Unlike robots.txt, which instructs crawlers on access permissions (what they may or may not fetch), llms.txt is purely declarative and informational: it does not grant or restrict access but signals which content the site owner considers most important for AI systems to understand. There is no governing standards body (unlike robots.txt, which has a draft RFC — RFC 9309 — standardising the Robots Exclusion Protocol), and LLM crawler compliance with llms.txt is voluntary and varies by operator.
AI systems and products that have been reported to respect or consider llms.txt include Perplexity AI, various RAG-based research assistants, and some implementations of the OpenAI web browsing tool — though no major LLM provider has formally committed to treating it as a required standard as of 2025.
Where You Encounter It
The llms.txt convention is most commonly discussed in the intersection of SEO, AEO (Answer Engine Optimisation), and technical web publishing communities. It gained significant traction after Jeremy Howard’s initial proposal post in late 2024 was widely shared among developers, web publishers, and AI researchers.
For content-rich websites targeting visibility in AI-powered answer surfaces — including Google AI Overviews, Perplexity AI, ChatGPT’s web-browsing mode, Microsoft Copilot’s cited responses, and similar features — llms.txt represents a low-cost signal of content intent. It supplements rather than replaces existing discoverability mechanisms: structured data via Schema.org (particularly DefinedTerm, FAQPage, and HowTo types), XML sitemaps, and the semantic signals used by the E-E-A-T framework all remain the primary mechanisms by which both traditional search engines and AI systems evaluate and rank content.
Documentation and hosting platforms, API providers, and developer tool vendors have been among the earliest adopters, as their audience (developers building AI applications) is particularly receptive to the convention. SaaS product documentation sites, glossary collections, and knowledge bases are also well-suited to the format.
Practical Examples
A contest voting platform with an extensive glossary creates an llms.txt file at https://buyvotescontest.com/llms.txt. The file lists the site’s key glossary entries — SPF Record, DKIM, DMARC, Email Confirmation Vote, AI Overviews — with brief descriptions and direct URLs. An AI research assistant crawling the site as part of a RAG pipeline for a query about “email authentication for contest platforms” retrieves the llms.txt file, identifies the relevant glossary entries, and fetches their content pages directly rather than attempting to parse the site’s full HTML structure.
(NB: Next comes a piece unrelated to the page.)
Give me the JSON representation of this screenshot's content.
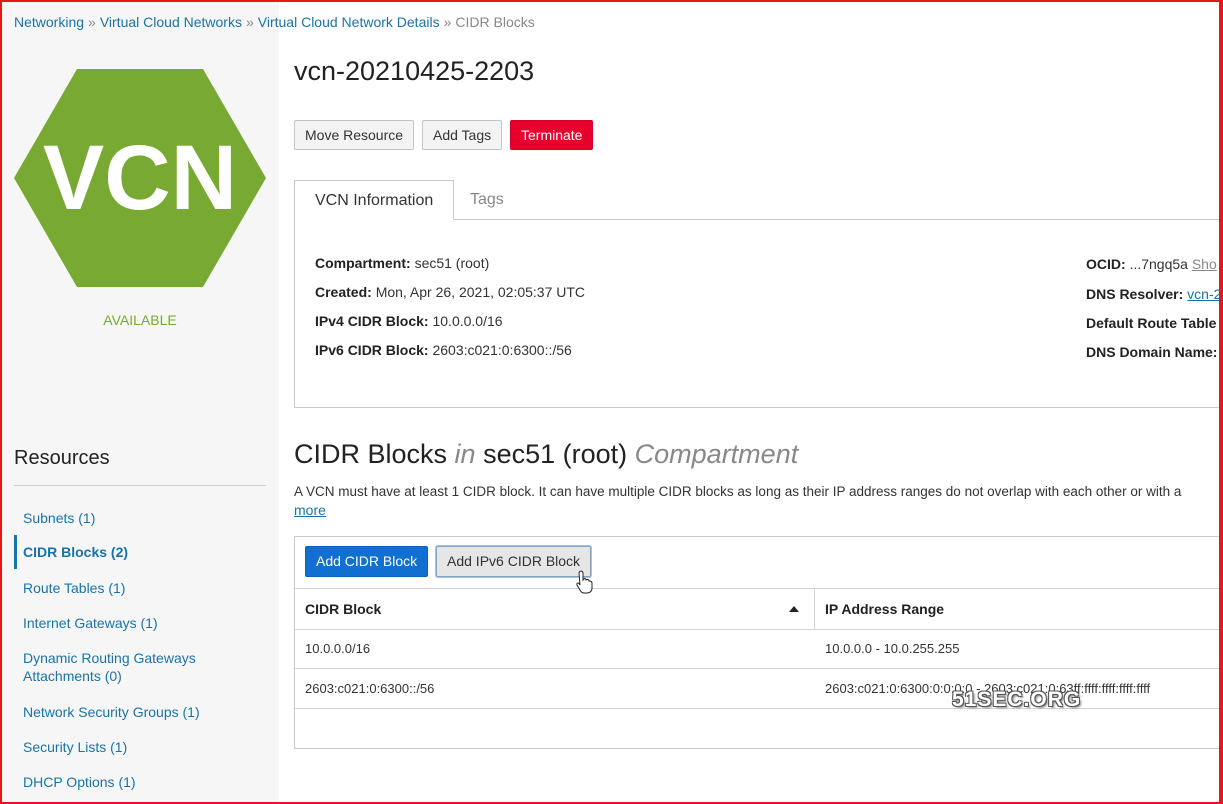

The result is that the glossary entries are more accurately represented in the AI system’s responses than they would have been if the assistant had attempted to infer site structure from a general crawl.
A developer building an internal knowledge assistant for a marketing agency implements llms.txt parsing in their RAG pipeline, prioritising pages listed in llms.txt files when multiple pages from the same domain are retrieved for a given query. This gives content-rich publishers that maintain llms.txt files a small but consistent advantage in citation frequency within the assistant’s outputs.
Related Concepts
llms.txt operates at the layer of AI crawler communication, complementing the structured semantic vocabulary provided by Schema.org — which signals content type and entity relationships to both search engines and AI systems via JSON-LD — and the content quality signals evaluated by Google under the E-E-A-T framework and the Helpful Content Update classifier. For maximum AI discoverability, publishers are advised to maintain all three: a valid llms.txt content map, comprehensive Schema.org structured data, and content that meets the E-E-A-T and Helpful Content standards that govern citation eligibility in AI Overview and similar answer-engine features.